Now, part of Dridex’s botnet does not deliver the Dridex loader but an Avira Antivirus installer. But who could have pulled off this rare act of righteous sabotage on such a prolific piece of malware?
“We think a white hat, maybe a grey hat”, Moritz Kroll of Avira told SCMagazineUK.com. “Beyond that, no. Fullstop.”
This isn’t the first time this kind of thing has happened. Avira Antivirus installers have shown up in other kinds of malware including Cryptolocker and Tesla. Perhaps the most famous example is the creator of the Linux.Wifatch code which Symantec discovered last year going into infect Linux wifi routers and patching the security holes.

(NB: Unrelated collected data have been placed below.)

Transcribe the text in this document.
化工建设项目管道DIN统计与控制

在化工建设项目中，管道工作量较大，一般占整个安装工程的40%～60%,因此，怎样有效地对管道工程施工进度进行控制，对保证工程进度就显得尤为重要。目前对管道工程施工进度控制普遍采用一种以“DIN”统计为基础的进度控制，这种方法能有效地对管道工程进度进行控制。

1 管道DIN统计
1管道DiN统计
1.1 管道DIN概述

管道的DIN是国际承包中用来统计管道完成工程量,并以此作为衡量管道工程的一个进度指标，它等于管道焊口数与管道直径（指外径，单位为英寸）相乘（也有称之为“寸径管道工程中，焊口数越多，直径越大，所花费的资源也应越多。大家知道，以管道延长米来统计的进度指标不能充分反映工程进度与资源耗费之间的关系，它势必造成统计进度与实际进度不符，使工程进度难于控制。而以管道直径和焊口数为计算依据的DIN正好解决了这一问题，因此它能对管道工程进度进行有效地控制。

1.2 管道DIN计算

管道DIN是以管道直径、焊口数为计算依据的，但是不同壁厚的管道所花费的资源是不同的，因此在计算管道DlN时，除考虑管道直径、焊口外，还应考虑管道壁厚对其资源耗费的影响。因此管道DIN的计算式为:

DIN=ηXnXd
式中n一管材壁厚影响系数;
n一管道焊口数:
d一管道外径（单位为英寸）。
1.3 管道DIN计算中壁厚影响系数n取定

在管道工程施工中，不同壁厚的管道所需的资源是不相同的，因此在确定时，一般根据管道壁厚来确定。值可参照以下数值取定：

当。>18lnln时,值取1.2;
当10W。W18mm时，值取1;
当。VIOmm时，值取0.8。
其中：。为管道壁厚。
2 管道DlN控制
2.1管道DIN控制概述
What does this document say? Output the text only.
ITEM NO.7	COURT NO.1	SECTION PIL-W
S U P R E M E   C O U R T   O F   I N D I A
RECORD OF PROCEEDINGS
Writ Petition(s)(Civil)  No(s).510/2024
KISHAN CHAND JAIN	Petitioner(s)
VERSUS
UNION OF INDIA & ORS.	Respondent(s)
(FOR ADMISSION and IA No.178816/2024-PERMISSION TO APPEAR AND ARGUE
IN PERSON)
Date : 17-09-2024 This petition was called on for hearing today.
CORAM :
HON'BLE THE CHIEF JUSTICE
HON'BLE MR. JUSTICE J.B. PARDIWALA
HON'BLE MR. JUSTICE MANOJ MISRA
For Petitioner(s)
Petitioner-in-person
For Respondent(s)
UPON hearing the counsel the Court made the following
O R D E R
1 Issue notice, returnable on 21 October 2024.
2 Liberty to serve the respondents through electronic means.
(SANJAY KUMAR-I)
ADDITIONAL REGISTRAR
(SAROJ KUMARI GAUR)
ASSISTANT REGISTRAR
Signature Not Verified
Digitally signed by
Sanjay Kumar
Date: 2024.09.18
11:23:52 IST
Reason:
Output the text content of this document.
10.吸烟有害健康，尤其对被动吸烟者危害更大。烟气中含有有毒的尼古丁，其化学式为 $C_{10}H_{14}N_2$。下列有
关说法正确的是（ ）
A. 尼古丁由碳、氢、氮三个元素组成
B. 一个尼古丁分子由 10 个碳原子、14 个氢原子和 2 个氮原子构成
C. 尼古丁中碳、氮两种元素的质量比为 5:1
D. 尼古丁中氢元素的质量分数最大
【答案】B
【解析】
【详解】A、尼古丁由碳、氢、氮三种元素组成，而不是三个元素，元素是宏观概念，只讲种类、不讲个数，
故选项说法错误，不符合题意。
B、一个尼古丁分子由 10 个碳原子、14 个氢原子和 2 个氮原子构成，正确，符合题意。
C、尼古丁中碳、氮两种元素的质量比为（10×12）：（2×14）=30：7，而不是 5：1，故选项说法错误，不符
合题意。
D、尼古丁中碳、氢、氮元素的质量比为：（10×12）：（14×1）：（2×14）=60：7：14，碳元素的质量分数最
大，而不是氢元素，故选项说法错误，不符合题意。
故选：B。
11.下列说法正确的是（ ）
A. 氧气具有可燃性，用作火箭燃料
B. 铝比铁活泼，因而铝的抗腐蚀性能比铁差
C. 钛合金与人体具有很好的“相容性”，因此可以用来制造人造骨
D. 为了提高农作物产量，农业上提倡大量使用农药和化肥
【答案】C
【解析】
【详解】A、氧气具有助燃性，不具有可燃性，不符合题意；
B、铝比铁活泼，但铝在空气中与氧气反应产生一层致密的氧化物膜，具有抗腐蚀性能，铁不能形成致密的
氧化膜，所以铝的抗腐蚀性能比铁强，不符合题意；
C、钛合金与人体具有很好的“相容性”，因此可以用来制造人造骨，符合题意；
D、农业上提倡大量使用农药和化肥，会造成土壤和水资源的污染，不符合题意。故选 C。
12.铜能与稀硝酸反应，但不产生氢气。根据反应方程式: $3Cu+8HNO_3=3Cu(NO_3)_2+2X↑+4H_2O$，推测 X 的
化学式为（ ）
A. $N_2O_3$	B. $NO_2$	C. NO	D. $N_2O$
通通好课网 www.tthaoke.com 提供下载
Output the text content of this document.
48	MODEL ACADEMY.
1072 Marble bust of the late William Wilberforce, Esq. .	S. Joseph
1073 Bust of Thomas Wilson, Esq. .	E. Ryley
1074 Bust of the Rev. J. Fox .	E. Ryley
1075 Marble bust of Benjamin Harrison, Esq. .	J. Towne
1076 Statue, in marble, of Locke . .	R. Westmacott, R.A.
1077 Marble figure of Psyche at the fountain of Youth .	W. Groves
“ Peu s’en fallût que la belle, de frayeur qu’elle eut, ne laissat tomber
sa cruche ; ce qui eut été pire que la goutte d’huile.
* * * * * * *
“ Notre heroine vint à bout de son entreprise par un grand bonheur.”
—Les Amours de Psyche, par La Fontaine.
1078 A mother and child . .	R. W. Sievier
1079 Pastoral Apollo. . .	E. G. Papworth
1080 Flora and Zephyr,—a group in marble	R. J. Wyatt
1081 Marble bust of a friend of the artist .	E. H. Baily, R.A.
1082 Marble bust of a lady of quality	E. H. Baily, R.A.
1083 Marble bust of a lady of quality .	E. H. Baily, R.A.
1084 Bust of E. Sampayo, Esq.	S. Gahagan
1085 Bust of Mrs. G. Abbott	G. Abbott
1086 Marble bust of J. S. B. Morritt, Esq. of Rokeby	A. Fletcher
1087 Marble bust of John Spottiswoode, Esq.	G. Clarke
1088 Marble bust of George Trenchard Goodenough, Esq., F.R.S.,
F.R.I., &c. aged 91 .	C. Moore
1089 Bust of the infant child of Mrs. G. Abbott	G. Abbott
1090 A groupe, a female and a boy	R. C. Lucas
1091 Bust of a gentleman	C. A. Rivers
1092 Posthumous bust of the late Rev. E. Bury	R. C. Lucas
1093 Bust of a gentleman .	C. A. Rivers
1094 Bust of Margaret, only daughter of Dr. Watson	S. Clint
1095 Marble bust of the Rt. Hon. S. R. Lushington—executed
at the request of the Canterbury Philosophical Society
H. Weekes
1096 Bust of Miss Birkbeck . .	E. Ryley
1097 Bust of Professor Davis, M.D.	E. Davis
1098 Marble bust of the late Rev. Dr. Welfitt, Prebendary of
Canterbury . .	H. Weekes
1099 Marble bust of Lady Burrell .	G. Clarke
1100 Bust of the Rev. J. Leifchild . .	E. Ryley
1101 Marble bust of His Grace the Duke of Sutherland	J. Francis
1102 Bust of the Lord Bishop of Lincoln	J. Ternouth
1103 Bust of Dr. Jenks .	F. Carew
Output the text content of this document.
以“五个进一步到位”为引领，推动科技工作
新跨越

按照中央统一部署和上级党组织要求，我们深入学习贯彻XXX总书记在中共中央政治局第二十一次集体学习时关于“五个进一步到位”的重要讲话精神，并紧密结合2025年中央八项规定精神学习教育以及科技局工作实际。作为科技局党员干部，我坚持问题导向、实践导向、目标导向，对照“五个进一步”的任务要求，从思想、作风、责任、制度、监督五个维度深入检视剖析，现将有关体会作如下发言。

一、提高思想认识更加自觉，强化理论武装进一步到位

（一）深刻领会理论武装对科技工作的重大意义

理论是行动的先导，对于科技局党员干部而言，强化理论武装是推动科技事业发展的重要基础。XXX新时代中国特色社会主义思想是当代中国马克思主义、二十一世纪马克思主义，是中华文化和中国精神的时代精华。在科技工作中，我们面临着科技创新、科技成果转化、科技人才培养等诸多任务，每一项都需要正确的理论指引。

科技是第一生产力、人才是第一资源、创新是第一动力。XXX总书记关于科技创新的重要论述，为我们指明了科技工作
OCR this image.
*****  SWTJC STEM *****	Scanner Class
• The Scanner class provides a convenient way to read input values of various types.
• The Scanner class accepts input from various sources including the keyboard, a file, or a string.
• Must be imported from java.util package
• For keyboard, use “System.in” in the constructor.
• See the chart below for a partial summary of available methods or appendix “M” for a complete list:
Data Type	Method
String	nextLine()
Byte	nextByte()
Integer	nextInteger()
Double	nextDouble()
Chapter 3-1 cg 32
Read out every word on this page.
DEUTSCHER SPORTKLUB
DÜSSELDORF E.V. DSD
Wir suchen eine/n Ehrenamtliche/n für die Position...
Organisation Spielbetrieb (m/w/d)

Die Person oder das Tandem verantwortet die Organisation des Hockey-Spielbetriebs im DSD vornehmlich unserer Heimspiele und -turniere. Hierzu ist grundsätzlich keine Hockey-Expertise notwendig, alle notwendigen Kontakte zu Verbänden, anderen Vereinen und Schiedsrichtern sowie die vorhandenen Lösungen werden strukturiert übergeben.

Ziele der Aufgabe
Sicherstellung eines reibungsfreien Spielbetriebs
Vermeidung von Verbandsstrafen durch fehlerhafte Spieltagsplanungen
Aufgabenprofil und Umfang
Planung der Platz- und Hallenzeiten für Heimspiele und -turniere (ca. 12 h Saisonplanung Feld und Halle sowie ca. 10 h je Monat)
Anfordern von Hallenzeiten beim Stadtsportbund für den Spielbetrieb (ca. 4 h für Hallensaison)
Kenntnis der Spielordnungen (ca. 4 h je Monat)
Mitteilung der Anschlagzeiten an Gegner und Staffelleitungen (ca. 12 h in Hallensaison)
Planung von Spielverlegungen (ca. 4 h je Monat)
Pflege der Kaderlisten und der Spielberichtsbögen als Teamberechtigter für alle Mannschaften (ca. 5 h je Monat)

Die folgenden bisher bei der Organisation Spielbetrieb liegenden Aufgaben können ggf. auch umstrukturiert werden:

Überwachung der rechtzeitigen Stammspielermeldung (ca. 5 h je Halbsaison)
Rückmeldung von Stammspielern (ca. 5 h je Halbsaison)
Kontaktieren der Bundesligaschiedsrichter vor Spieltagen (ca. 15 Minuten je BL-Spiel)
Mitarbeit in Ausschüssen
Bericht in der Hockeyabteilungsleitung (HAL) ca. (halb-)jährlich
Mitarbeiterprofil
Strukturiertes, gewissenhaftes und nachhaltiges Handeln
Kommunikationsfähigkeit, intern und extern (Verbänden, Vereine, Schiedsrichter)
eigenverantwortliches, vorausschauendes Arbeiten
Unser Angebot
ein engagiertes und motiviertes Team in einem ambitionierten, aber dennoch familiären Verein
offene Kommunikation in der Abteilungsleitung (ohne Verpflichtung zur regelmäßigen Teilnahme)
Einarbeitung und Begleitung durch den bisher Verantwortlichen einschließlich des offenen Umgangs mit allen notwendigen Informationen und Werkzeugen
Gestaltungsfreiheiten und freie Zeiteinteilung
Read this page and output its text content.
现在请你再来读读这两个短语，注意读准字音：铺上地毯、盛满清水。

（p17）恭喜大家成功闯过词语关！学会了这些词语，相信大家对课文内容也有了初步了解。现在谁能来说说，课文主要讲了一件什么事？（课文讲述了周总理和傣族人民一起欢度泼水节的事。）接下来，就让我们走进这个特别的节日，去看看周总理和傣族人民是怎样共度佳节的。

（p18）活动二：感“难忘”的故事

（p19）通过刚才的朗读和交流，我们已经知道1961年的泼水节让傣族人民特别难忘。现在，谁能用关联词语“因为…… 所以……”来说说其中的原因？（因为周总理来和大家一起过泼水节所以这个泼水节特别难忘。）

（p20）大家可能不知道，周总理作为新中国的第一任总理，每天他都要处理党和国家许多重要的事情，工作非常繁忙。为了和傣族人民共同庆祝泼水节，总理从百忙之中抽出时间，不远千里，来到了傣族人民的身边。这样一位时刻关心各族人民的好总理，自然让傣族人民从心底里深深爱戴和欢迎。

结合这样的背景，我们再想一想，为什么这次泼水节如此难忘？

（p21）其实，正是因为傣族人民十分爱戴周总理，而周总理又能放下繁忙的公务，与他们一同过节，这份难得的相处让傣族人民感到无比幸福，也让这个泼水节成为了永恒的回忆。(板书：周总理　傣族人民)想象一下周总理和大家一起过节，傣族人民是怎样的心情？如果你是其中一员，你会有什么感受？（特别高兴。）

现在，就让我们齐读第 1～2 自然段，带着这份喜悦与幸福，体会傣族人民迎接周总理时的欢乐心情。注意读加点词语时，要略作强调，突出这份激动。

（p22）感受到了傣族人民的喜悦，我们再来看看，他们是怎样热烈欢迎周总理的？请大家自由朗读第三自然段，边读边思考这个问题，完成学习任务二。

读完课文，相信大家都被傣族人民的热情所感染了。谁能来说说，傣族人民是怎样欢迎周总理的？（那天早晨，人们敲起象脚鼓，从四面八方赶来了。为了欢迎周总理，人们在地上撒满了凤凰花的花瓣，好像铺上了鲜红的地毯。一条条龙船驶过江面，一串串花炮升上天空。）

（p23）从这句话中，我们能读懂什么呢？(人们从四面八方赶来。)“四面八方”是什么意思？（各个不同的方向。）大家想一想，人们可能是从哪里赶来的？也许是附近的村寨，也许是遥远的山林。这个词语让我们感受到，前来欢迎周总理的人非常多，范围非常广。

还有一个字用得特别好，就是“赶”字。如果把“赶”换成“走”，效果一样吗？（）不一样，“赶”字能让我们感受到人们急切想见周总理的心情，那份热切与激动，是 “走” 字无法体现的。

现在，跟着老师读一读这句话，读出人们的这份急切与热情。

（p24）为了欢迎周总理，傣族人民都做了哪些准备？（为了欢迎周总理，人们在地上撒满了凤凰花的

Theses anonymous Samaritans then added a backdoor on those routers so they could receive regular updates, effectively setting up a white hat botnet.
This kind of behaviour, no matter how benign, is still considered illegal in plenty of places.
“It sounds like a line from Princess Bride: ‘you’re trying to kidnap what I have rightfully stolen’,” Kroll said. However, the fact that data was changed on private servers could mean different things in different jurisdictions: “a white hat, or ethical hacker, can face serious legal issues.”